# Mini lathe Taper Bearing Upgrade Issues?



## msamodurov (Jan 15, 2015)

Hi All,
I have a Microlux 7x14" spindle head that I recently installed taper bearings on and wanted to know if anyone on this forum has done the same.  After reassembly I noticed the Optical Interrupter was not tight between the spacers.  Maybe .20 - .03" axial slop. Would anyone know if this is normal?  FYI - I'm pretty sure that the races for both new bearings are fully seated or should I check again?
Thanks!
M.


----------



## road (Jan 15, 2015)

I just did this upgrade myself , although my lathe  ( asian  7 x 8 )  does not have the rpm indicator option.

I found on my first install of the new bearings were too tight on the spindle.

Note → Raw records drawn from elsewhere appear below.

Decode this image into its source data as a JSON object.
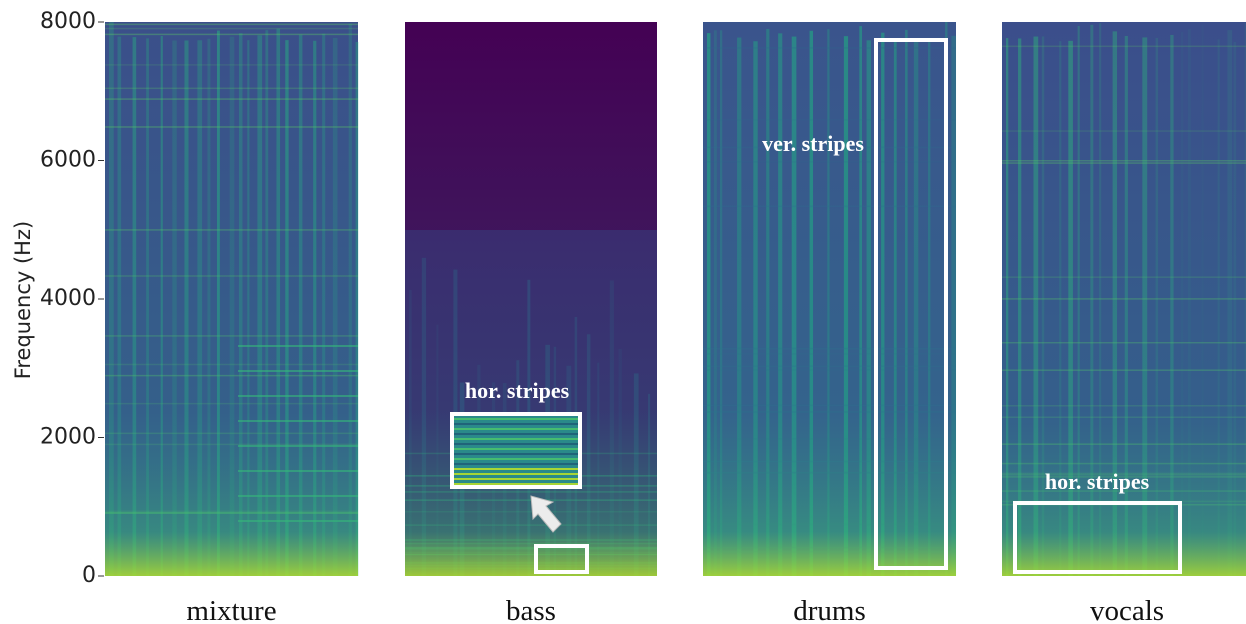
{
  "chart_data": {
    "type": "spectrogram",
    "ylabel": "Frequency (Hz)",
    "ylim": [
      0,
      8000
    ],
    "yticks": [
      0,
      2000,
      4000,
      6000,
      8000
    ],
    "panels": [
      {
        "title": "mixture",
        "annotations": []
      },
      {
        "title": "bass",
        "annotations": [
          "hor. stripes"
        ]
      },
      {
        "title": "drums",
        "annotations": [
          "ver. stripes"
        ]
      },
      {
        "title": "vocals",
        "annotations": [
          "hor. stripes"
        ]
      }
    ]
  }
}
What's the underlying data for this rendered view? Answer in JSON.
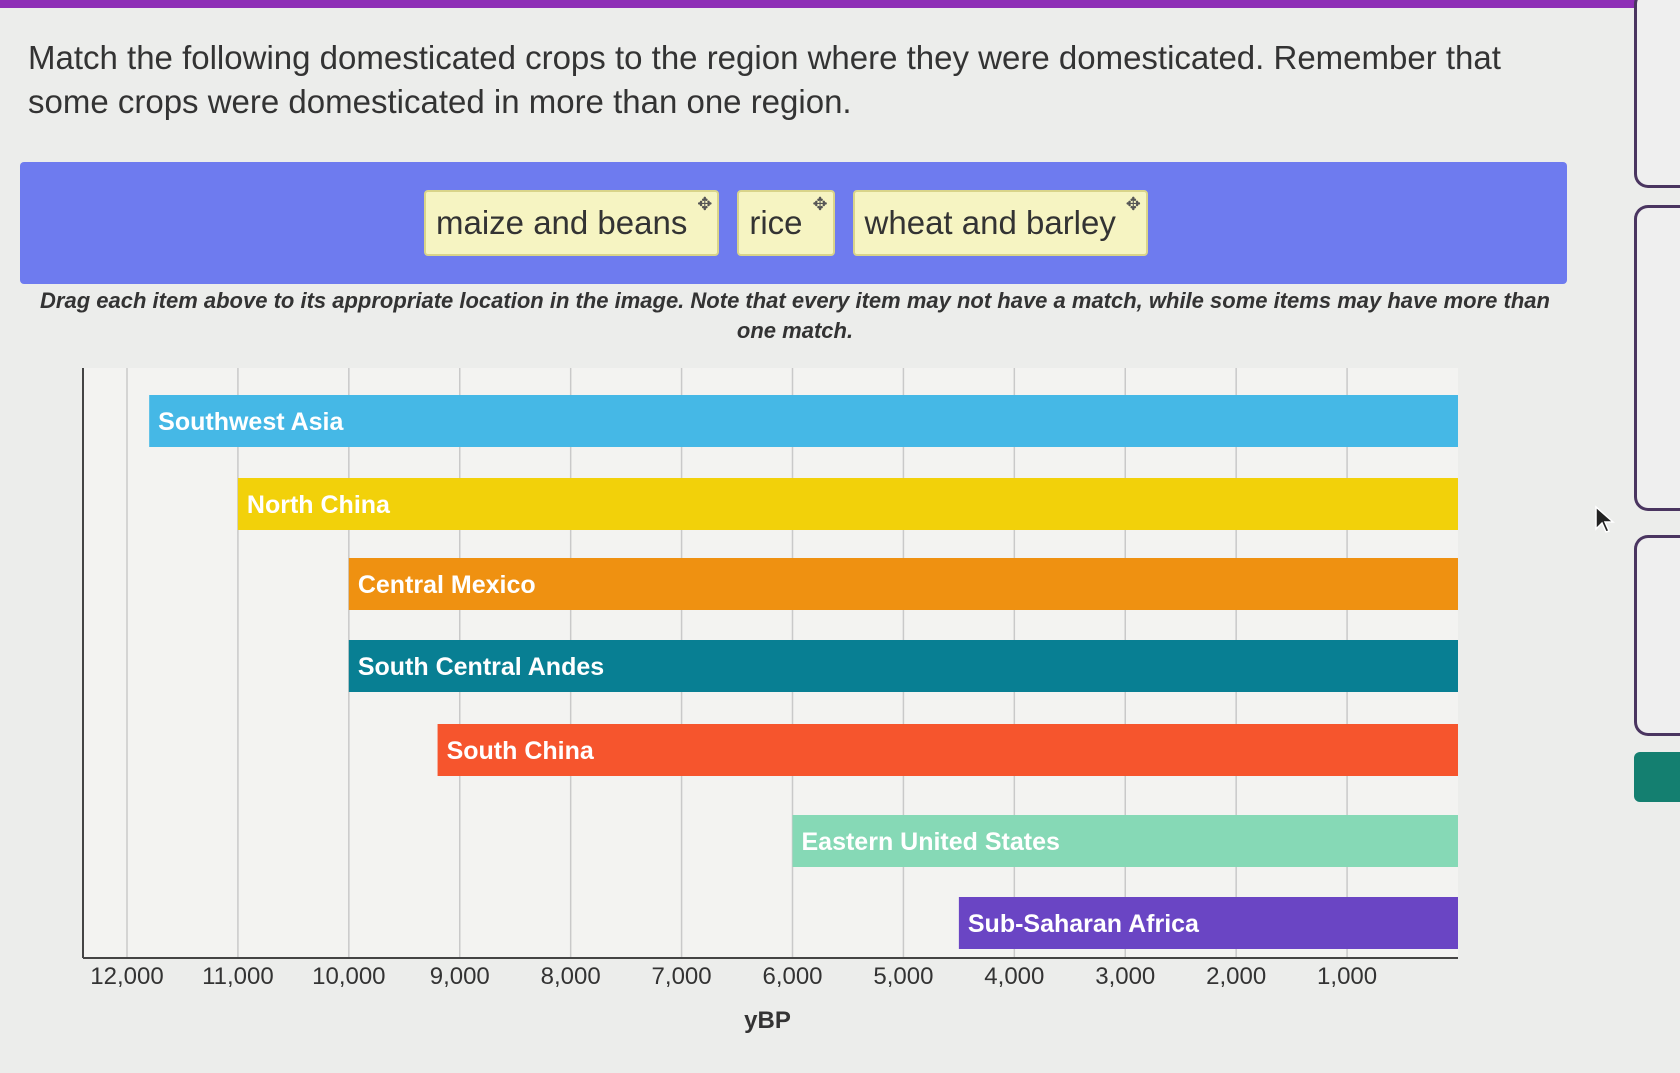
{
  "question": "Match the following domesticated crops to the region where they were domesticated. Remember that some crops were domesticated in more than one region.",
  "drag_items": [
    "maize and beans",
    "rice",
    "wheat and barley"
  ],
  "drag_icon": "move-icon",
  "instructions": "Drag each item above to its appropriate location in the image. Note that every item may not have a match, while some items may have more than one match.",
  "colors": {
    "banner": "#6e7bef",
    "tile": "#f6f4c2",
    "top_bar": "#8e2fb6"
  },
  "chart_data": {
    "type": "bar",
    "orientation": "horizontal-range",
    "xlabel": "yBP",
    "xlim": [
      12000,
      0
    ],
    "x_ticks": [
      "12,000",
      "11,000",
      "10,000",
      "9,000",
      "8,000",
      "7,000",
      "6,000",
      "5,000",
      "4,000",
      "3,000",
      "2,000",
      "1,000"
    ],
    "grid": true,
    "series": [
      {
        "name": "Southwest Asia",
        "start": 11800,
        "end": 0,
        "color": "#45b8e6"
      },
      {
        "name": "North China",
        "start": 11000,
        "end": 0,
        "color": "#f2d10a"
      },
      {
        "name": "Central Mexico",
        "start": 10000,
        "end": 0,
        "color": "#ef9111"
      },
      {
        "name": "South Central Andes",
        "start": 10000,
        "end": 0,
        "color": "#087f93"
      },
      {
        "name": "South China",
        "start": 9200,
        "end": 0,
        "color": "#f6552d"
      },
      {
        "name": "Eastern United States",
        "start": 6000,
        "end": 0,
        "color": "#86d9b6"
      },
      {
        "name": "Sub-Saharan Africa",
        "start": 4500,
        "end": 0,
        "color": "#6a45c4"
      }
    ]
  }
}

Thus I could not adjust the pre load properly. 

The bearings would not move or slide on the spindle with out crushing the plastic spacers. 

So , I polished the spindle ever so lightly until I could slip-fit the new bearings on the spindle ( tight but still by hand )  made new aluminum small spacers with  the relief cut for the new tapered bearing case to fit. I made a graphite large spacer.  now the pre load is adjustable.  

I hope this helps.  I also made a few posts, threads about my lathe upgrades. 

feel free to check them out too. 

Road


----------